Quanto è utile al vivere quotidiano capire com'è fatto un buco
nero, quello spazio e forma densa, nata dal collasso di una stella, che se ne
sta giù giù al termine di un imbuto sempre più lungo e stretto e che pure, lì,
all'estremo ritroviamo.
E perché ritroviamo la stella, intenta a pulsare mentre la pensavamo
morta e spenta?
Perché il suo tempo non è il nostro, perché di qua del
cunicolo fino a lei, noi contiamo milioni di anni, ma lì per lei il tempo passato
è qualche secondo.
Lo spiega bene Rovelli all'inizio del libro, quando ci racconta
perché il tempo non è uguale ovunque sulla Terra e non lo è prima e dopo il buco
nero.
Ci porta ad immaginare di fare un viaggio verso paesi dove
il servizio postale funziona sempre peggio. Noi viaggiamo e scriviamo lettere a
nostro padre che se ne sta a casa. Più ci inoltriamo, più le lettere
arriveranno lentamente. Ma la percezione del tempo rallentato (prima lettera
dopo una settimana, seconda lettera dopo due, ecc…) vale per il nostro papà che
vede dilatato il tempo che impiegano le missive ad arrivargli. Ma per noi, noi
che siamo in quei paesi di poste inefficienti, per noi il tempo non cambia. E
se poi entriamo nel deserto e lì le poste non ci sono più, non ci saranno più
lettere. Ed ecco che per nostro padre il tempo si ferma, ma non per noi. Noi, dentro
il deserto, proseguiamo il viaggio ad un ritmo e ad un tempo che esistono.
Con questa consapevolezza Carlo Rovelli ci porta ai confini
dell'orizzonte, oltre la soglia di quegli oggetti cosmici chiamati buchi neri, nei
quali si entra ma da dove non si esce. Spinge le equazioni di Einstein dentro
il loro cunicolo, fin dove possono arrivare. E da lì, entrando nel campo della
fisica quantistica ci mostra l'oggetto, uguale e contrario, attraverso il quale
poter uscire. Una forma identica e ribaltata: un buco bianco.
Se questo viaggio è avvincente, lo è anche perché l'autore ci
ricorda quanto la scienza da sempre proceda per tentativi, errori, giuste
combinazioni, rimodulazioni e azzardi. Un movimento che procede soprattutto
grazie all'avventura di tentare e di rimettere in discussione. Se non fosse così, l'umanità non avrebbe il prezioso
caleidoscopio di prospettive di cui invece dispone.

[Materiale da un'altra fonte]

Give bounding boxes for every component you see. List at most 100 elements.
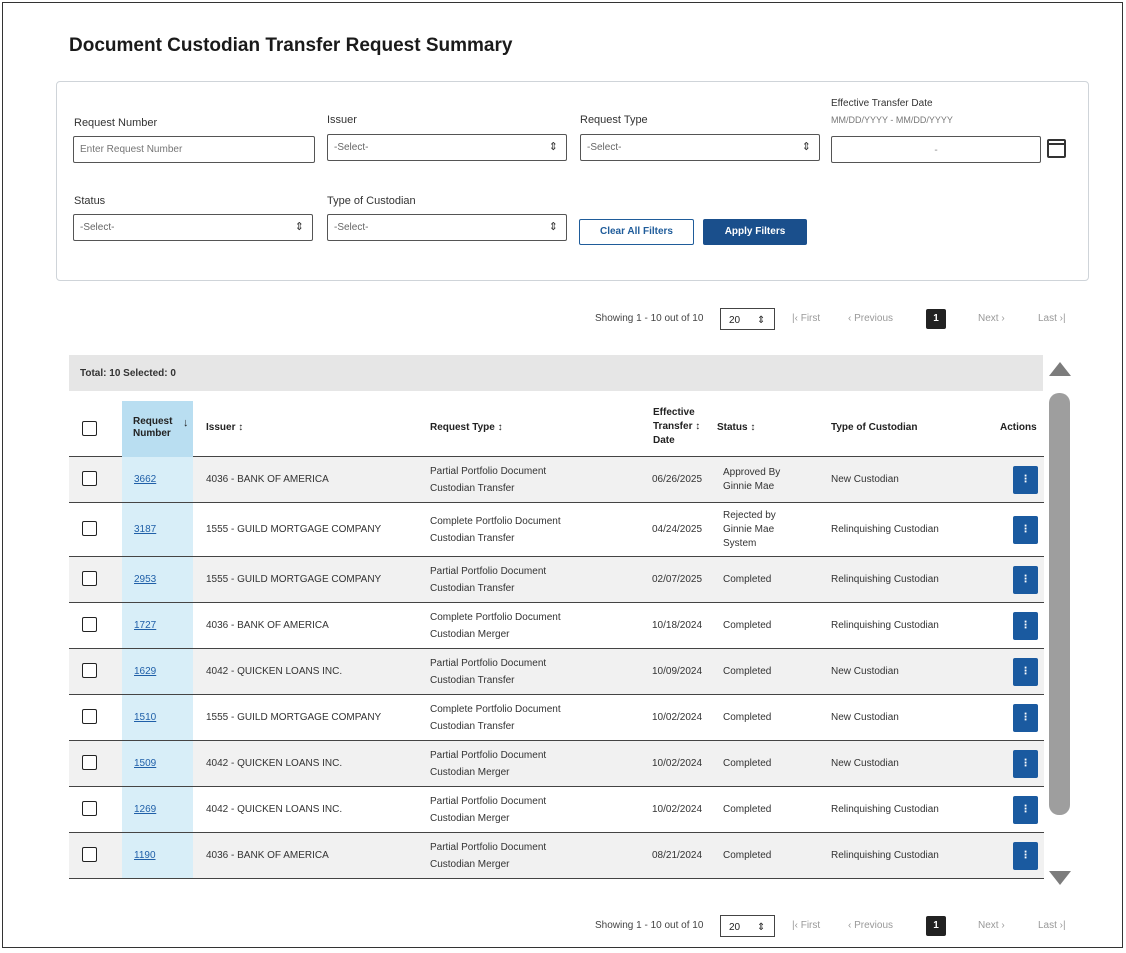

Sì, è utile e necessario alla vita sapere che il tempo è una prospettiva. E lo sono lo sguardo, i fatti, gli accadimenti. Quelli che vediamo e attraversiamo, quelli che consideriamo veri in virtù di una teoria e formula matematica, e quelli che immaginiamo, spinti in avanti, oltre il muro del buco nero. Nel futuro di un buco bianco.